How to Brand Yourself as a Professional
When you think of branding yourself as a professional, what do you envision?
I think of looking good in a suit and tie, being a leader and being thought of as an expert. There are other areas for sure but those are what I think of.
Dress the Part
Do all professionals have to wear a suit and tie every day? Of course not!
Branding myself as a professional, I believe I should simply because of the business I’m in. That could be different for you though depending on where you live, what your profession is and what your clients expect.
Regardless, you need to dress the part. If you want others to view you as a professional, you need to look like a professional.
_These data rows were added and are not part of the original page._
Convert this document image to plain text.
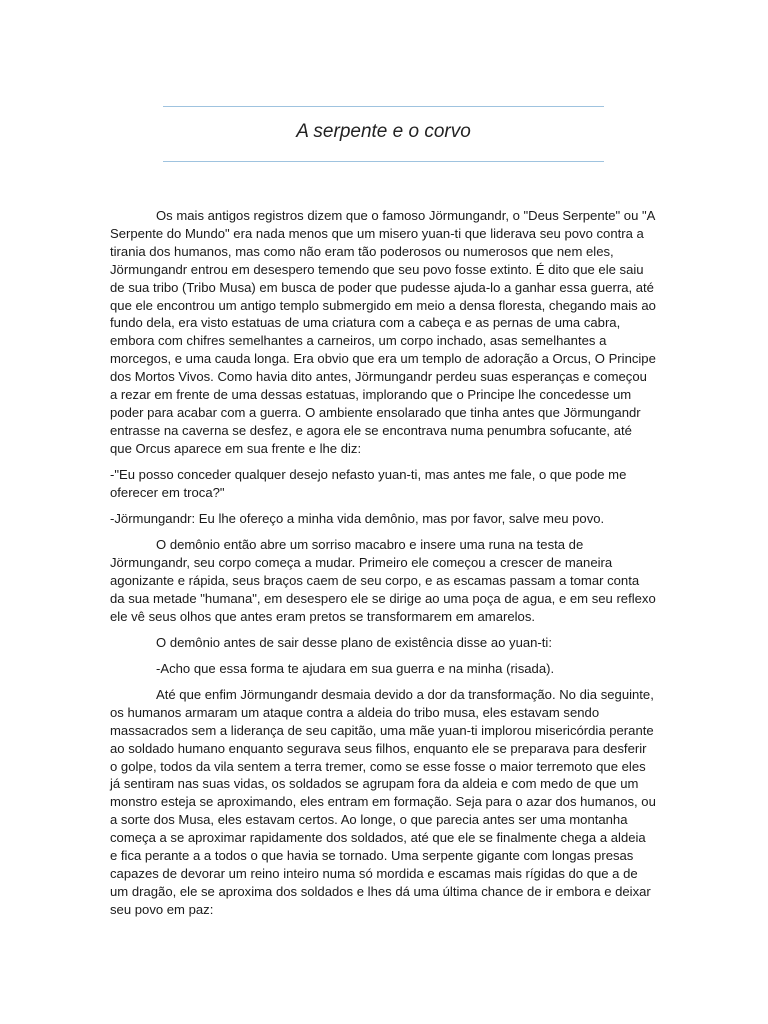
A serpente e o corvo

Os mais antigos registros dizem que o famoso Jörmungandr, o "Deus Serpente" ou "A Serpente do Mundo" era nada menos que um misero yuan-ti que liderava seu povo contra a tirania dos humanos, mas como não eram tão poderosos ou numerosos que nem eles, Jörmungandr entrou em desespero temendo que seu povo fosse extinto. É dito que ele saiu de sua tribo (Tribo Musa) em busca de poder que pudesse ajuda-lo a ganhar essa guerra, até que ele encontrou um antigo templo submergido em meio a densa floresta, chegando mais ao fundo dela, era visto estatuas de uma criatura com a cabeça e as pernas de uma cabra, embora com chifres semelhantes a carneiros, um corpo inchado, asas semelhantes a morcegos, e uma cauda longa. Era obvio que era um templo de adoração a Orcus, O Principe dos Mortos Vivos. Como havia dito antes, Jörmungandr perdeu suas esperanças e começou a rezar em frente de uma dessas estatuas, implorando que o Principe lhe concedesse um poder para acabar com a guerra. O ambiente ensolarado que tinha antes que Jörmungandr entrasse na caverna se desfez, e agora ele se encontrava numa penumbra sofucante, até que Orcus aparece em sua frente e lhe diz:

-"Eu posso conceder qualquer desejo nefasto yuan-ti, mas antes me fale, o que pode me oferecer em troca?"

-Jörmungandr: Eu lhe ofereço a minha vida demônio, mas por favor, salve meu povo.

O demônio então abre um sorriso macabro e insere uma runa na testa de Jörmungandr, seu corpo começa a mudar. Primeiro ele começou a crescer de maneira agonizante e rápida, seus braços caem de seu corpo, e as escamas passam a tomar conta da sua metade "humana", em desespero ele se dirige ao uma poça de agua, e em seu reflexo ele vê seus olhos que antes eram pretos se transformarem em amarelos.

O demônio antes de sair desse plano de existência disse ao yuan-ti:

-Acho que essa forma te ajudara em sua guerra e na minha (risada).

Até que enfim Jörmungandr desmaia devido a dor da transformação. No dia seguinte, os humanos armaram um ataque contra a aldeia do tribo musa, eles estavam sendo massacrados sem a liderança de seu capitão, uma mãe yuan-ti implorou misericórdia perante ao soldado humano enquanto segurava seus filhos, enquanto ele se preparava para desferir o golpe, todos da vila sentem a terra tremer, como se esse fosse o maior terremoto que eles já sentiram nas suas vidas, os soldados se agrupam fora da aldeia e com medo de que um monstro esteja se aproximando, eles entram em formação. Seja para o azar dos humanos, ou a sorte dos Musa, eles estavam certos. Ao longe, o que parecia antes ser uma montanha começa a se aproximar rapidamente dos soldados, até que ele se finalmente chega a aldeia e fica perante a a todos o que havia se tornado. Uma serpente gigante com longas presas capazes de devorar um reino inteiro numa só mordida e escamas mais rígidas do que a de um dragão, ele se aproxima dos soldados e lhes dá uma última chance de ir embora e deixar seu povo em paz:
Look at the high performers in your field to see how they look. What do they wear on a daily basis? Don’t recreate the wheel; mimic success.
It’s definitely okay to put your own spin on things. You want to stand out and have your own identity.
Being a Leader
Nothing will help your case of being professional more than being viewed as a leader. By definition, leaders must have followers. Leadership doesn’t depend on age, race, gender, seniority or even title.
Instead, leadership is the ability to influence others.
There are, of course, good leaders and bad leaders.
Good leaders influence others by putting others first. They empower their followers and value their strengths. Bad leaders influence through fear.
Which are you?
Being the Trusted Advisor
You’ll really know when you’ve branded yourself as a professional in the best way. Once your brand reaches that state, your clients, co-workers and boss will rely on you for advice.
You don’t even need to be in an advisory role to be a trusted advisor. You can help anyone regardless of your position.
Why would someone ask you for advice if that’s not your job? They will ask you if you brand yourself to always be willing to help. There is a big difference between someone who says he will help and someone who actually does.
Are You a Professional?
What do you think about these three traits of professionalism? Do others think of you as a leader and a trusted advisor? Do they believe you dress according to the brand you’re trying to present to the world?
Remember, each person who gets paid to do a job is a professional at that job. That doesn’t mean others will think of you as a professional. It takes a lot of effort and consistency to create a brand of professionalism.
Question for you: What is the biggest area of your brand you need help with?